@wallstreetcappers
Well if you remember Trump increased the denial rate in his first term to, eventually, over quadruple what it had been in the previous several years.
But then several groups took him to court and had the policies overturned using a quasi-anti-immigration stance coupled with a lack of skilled citizens, etc. The denial rate then returned to their previous lows and stayed that way through the Biden administration, because they refused to address the issue.
Congress and the courts simply did not want to address this and wanted to deny Trump this tactic. They are also beholden to the few big businesses that use the overwhelming majority of these visas for workers.
There is absolutely a dearth of STEM-skilled citizens. This is because they do not go into these fields as much for many reasons. Whereas, by definition, the visa-students and workers are almost solely going into them.
There have been many programs at the lower-education levels that have tried to encourage kids to get into these fields. But this has not been effective enough. With these fields growing, the demand for skilled folks in these fields is simply going to continue to out-strip the supply if something is not done.
It is very hard to get kids interested in something that is boring to them even if the upside is more money and better opportunities. They are already too far behind the other countries that put a huge emphasis on STEM areas and education overall.
I did not agree with the restrictions that much when Trump did it the first time. I understand he was using any and all tools he felt he could to address the immigration problem. He might have actually felt it would help jumpstart the folks to get into the available fields and jobs that would open up.
But I think it really hurts the companies, the country, the economy, and the students overall to do this right now without a backfill of qualified folks.
Otherwise, you get into the same situation where the DEI programs have a perception of lowering the level of skillset. Then you couple that with a sense of the education standard in the USA having been lowered so much already and you have a longterm problem.
I agree that something must be done if these jobs are to stay in the USA and are to be supplied by USA citizens.
Much more has to be done. I think it needs to be a multi-pronged approach. But the bottomline is that if you cannot encourage folks to be interested in the fields and elite enough in them -- the companies simply lag behind if the cannot go elsewhere for workers.

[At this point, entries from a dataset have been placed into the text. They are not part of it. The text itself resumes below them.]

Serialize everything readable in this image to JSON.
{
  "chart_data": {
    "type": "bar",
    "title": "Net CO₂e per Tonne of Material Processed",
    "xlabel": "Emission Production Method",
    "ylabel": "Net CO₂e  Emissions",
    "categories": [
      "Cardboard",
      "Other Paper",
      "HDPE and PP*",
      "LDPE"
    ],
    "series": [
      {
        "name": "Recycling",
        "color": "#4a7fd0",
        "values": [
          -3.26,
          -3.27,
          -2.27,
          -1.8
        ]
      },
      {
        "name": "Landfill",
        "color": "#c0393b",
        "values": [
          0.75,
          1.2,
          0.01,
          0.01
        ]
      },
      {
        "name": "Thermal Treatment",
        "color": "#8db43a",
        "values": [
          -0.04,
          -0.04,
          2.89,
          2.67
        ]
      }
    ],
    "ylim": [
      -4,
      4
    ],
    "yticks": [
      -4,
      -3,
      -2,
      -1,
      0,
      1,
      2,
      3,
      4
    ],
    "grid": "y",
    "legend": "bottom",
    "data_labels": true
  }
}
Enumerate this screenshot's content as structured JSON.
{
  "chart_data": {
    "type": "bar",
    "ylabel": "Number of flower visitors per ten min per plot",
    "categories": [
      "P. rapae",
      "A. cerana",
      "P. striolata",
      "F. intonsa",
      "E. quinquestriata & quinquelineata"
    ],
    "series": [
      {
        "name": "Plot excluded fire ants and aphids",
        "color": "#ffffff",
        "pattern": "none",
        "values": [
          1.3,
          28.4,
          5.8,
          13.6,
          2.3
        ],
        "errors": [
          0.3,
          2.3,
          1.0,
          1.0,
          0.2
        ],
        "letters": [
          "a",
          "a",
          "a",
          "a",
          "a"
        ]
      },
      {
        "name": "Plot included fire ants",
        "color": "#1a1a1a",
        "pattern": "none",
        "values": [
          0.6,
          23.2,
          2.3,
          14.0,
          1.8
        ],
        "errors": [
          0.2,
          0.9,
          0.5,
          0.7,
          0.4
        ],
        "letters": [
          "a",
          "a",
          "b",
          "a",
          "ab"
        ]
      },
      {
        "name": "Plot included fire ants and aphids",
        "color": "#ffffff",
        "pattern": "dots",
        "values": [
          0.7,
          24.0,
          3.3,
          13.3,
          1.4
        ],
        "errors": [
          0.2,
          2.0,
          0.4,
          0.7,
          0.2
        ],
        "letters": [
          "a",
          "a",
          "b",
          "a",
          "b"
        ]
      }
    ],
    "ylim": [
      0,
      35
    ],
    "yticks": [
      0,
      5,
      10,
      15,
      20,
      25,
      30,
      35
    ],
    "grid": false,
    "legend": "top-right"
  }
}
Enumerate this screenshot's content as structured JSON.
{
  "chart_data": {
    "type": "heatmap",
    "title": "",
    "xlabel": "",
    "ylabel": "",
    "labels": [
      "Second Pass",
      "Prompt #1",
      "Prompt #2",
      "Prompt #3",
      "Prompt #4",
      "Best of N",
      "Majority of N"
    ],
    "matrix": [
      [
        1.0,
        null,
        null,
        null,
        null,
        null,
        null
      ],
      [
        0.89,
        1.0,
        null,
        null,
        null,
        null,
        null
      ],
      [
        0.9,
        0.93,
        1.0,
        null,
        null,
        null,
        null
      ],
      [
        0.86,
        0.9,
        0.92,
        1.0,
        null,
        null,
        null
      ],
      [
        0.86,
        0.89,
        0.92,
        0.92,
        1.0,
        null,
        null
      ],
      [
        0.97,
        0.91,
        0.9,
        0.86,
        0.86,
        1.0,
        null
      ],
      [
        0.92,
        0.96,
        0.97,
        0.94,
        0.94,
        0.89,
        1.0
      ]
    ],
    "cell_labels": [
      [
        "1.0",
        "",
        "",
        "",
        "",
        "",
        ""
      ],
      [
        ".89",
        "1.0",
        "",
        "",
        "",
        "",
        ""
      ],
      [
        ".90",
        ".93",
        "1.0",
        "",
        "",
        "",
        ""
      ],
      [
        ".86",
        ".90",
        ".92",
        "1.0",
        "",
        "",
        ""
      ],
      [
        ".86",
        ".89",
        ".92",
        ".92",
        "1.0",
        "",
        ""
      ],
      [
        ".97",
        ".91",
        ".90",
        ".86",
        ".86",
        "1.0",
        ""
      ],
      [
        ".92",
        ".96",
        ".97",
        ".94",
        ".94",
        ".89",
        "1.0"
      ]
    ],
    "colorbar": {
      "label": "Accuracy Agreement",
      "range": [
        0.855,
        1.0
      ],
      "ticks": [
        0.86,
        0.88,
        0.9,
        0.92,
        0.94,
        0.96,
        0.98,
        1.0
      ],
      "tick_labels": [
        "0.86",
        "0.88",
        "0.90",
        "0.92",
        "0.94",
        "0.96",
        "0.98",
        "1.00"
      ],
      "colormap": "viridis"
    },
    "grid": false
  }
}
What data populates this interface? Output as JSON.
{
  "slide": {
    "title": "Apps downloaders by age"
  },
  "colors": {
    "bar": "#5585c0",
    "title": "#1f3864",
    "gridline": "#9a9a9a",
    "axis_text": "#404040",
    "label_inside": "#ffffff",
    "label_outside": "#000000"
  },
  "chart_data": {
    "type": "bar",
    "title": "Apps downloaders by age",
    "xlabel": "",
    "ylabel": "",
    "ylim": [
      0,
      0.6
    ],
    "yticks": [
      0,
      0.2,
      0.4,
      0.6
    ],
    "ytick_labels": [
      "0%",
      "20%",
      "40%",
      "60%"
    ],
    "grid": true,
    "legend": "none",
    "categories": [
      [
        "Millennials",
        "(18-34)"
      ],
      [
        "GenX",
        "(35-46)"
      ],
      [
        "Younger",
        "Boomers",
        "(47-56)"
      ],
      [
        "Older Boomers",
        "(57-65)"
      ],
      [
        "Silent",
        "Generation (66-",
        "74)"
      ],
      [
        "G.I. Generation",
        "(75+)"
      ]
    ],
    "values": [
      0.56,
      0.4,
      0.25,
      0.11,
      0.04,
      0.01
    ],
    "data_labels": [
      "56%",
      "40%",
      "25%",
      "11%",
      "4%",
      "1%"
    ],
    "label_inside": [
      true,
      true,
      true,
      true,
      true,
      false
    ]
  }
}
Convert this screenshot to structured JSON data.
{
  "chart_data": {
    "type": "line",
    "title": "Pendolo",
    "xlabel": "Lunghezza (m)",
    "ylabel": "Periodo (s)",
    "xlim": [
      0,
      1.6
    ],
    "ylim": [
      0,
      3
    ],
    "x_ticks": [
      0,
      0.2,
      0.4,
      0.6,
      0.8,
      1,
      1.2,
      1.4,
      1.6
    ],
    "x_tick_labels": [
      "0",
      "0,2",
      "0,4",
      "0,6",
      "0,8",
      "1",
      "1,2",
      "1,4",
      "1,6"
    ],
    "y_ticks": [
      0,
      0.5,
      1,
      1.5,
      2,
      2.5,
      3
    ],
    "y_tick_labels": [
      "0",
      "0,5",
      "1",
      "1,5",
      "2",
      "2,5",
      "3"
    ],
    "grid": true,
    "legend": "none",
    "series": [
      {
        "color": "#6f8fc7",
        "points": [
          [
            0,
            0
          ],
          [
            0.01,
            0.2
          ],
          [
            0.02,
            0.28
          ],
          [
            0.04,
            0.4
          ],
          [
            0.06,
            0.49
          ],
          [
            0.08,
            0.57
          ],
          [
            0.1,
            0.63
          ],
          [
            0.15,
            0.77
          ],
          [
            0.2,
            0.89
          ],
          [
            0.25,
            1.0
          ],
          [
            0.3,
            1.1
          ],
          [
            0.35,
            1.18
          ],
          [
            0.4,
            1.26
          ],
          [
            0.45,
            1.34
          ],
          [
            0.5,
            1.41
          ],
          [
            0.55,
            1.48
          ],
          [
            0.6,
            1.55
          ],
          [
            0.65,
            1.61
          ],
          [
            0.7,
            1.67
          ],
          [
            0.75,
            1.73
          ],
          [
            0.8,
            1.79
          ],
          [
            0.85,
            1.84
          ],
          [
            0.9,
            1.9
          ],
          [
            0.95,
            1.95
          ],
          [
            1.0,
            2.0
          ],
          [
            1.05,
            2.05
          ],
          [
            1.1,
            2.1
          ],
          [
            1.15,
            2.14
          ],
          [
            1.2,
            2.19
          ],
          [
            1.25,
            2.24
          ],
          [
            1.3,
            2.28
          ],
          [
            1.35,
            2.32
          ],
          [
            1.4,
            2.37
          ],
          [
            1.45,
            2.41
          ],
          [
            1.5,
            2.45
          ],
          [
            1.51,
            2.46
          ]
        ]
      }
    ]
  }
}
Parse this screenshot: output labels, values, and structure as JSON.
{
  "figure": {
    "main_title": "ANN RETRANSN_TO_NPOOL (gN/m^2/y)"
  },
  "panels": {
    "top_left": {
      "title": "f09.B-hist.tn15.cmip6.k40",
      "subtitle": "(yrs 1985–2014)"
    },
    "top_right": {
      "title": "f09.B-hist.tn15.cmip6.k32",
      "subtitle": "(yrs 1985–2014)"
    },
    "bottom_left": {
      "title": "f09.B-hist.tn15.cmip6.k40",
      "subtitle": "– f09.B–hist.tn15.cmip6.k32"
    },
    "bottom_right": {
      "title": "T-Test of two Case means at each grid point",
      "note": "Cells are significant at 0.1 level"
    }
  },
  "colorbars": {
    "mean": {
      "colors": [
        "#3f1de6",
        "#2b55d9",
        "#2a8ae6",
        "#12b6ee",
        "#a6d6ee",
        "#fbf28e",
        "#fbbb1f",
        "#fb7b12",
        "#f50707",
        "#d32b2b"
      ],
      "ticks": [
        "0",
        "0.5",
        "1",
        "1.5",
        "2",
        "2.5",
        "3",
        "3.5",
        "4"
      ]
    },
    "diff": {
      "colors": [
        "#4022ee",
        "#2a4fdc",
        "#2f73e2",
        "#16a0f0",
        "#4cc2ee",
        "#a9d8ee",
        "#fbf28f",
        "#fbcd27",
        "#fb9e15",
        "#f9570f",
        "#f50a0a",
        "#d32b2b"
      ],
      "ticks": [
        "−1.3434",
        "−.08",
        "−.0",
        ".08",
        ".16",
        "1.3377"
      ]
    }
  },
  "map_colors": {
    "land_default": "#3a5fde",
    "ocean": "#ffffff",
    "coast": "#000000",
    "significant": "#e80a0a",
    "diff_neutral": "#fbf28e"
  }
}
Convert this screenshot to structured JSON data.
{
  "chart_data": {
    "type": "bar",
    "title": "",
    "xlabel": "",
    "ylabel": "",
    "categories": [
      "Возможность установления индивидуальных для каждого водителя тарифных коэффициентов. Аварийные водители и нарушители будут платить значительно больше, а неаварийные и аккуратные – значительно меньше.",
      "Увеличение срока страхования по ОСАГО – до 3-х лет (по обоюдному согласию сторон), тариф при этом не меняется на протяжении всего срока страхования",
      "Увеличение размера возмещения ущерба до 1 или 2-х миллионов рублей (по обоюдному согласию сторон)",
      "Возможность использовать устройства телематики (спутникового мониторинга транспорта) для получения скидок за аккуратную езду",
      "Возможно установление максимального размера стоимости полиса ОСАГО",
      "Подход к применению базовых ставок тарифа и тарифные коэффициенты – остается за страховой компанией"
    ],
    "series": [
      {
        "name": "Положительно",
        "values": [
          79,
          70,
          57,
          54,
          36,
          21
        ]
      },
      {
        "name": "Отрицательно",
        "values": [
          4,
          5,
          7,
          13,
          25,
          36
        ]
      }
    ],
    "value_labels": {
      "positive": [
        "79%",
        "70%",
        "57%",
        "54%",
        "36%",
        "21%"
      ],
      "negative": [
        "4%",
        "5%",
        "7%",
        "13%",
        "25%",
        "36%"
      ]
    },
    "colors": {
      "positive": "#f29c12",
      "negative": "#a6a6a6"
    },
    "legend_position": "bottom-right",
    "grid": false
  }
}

It is the polar opposite of the folks that WANT the lower-skilled illegal workers to come to the USA to pay them lower wages. BUT they do NOT want the higher-skilled workers to legally come to the country to pay them lower wages. Some jobs they claim they do not want to do (but really will and do); other jobs they claim they would do if allowed (but are not trying to and are not skilled enough and do not do). These folks are generally the same people that openly want illegal workers to pay cheap (where citizens would be a drop in efficiency) but do not want legal workers to pay cheap in fields (where there would be a rise in overall efficiency).
Many, many parts of this multi-layered issue(s) need to be addressed at several levels.
But jumping right in and denying the visas is not the right way to go to me.